Samuel Rayan (b. 1920) is an Indian Jesuit priest and theologian. He said this:
“A candle-light is a protest at midnight. It says to the darkness, ‘I beg to differ’.”
This is why, when I light a candle in the Cathedral and let it hold my prayer for me, it is an act of protest as well as an act of prayer and devotion (perhaps the three are more connected than I realised. Can protest be prayer?). It is saying to the darkness, “No, you won’t win”. It is saying to the weight of suffering in the world, “No, you will not crush me and you will not crush us”. It is saying to the sadness inside, “You will not be with me forever”.
Sometimes I feel burdened by the suffering I know about. Friends, people I love. People I know. People I hear of. People about whom I say, “I’ll keep them in my prayers”, until the list of people for whom I must pray becomes overwhelming.

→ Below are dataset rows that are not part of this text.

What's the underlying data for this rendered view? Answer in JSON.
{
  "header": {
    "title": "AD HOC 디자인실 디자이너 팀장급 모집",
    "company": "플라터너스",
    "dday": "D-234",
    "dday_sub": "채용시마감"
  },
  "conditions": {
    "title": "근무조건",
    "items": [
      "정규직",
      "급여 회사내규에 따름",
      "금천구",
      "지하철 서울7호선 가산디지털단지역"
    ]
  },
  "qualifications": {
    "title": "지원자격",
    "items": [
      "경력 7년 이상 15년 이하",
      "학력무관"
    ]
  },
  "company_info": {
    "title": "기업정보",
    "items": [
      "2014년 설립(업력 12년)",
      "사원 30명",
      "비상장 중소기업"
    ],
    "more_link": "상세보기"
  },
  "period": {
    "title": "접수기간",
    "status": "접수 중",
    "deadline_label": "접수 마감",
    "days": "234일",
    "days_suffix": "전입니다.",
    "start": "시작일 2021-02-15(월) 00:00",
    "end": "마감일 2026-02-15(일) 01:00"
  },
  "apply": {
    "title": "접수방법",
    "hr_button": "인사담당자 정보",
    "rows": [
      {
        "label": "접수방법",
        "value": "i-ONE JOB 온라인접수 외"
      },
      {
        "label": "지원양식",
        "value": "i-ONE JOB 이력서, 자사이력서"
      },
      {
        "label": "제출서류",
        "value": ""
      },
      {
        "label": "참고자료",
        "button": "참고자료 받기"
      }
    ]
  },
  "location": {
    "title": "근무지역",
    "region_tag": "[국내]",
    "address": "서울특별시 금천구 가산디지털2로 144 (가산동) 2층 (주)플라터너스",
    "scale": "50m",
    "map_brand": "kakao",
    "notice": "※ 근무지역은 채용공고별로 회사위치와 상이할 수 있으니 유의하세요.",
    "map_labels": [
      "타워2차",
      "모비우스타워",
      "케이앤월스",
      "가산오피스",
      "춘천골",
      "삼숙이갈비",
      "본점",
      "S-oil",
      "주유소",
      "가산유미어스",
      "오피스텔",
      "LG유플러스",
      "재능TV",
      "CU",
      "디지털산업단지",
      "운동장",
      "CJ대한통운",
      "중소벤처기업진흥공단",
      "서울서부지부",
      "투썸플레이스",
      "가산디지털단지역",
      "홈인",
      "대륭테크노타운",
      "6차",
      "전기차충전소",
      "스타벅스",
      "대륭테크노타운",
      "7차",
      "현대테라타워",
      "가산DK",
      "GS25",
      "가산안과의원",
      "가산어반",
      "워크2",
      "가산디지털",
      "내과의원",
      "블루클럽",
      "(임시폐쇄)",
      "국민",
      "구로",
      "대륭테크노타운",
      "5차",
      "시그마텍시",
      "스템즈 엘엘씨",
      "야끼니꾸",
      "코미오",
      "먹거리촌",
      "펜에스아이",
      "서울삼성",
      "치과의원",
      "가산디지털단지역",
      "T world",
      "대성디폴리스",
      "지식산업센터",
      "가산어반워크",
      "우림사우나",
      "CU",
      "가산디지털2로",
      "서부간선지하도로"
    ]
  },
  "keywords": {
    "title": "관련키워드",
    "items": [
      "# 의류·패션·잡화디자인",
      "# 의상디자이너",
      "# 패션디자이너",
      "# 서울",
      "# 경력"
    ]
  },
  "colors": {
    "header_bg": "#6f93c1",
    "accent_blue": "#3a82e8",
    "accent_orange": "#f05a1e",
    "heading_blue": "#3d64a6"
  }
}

People for whom my heart mourns. That’s to say nothing of those people about whom I don’t know. People whose names and stories I’ll never hear but whose suffering adds to the weight of the world. And in a week where Australia has announced that those people desperate and brave enough to travel dangerous waters to seek asylum on our shores will now be sent for “off-shore processing” and will be denied the right to ever seek to live in Australia – well, that weight bears down even more unbearably.
It doesn’t seem enough, somehow, just lighting a candle. Leaving it to burn bravely in the darkness. But just at the moment, that’s all I can do. So take that, darkness: check out my protest.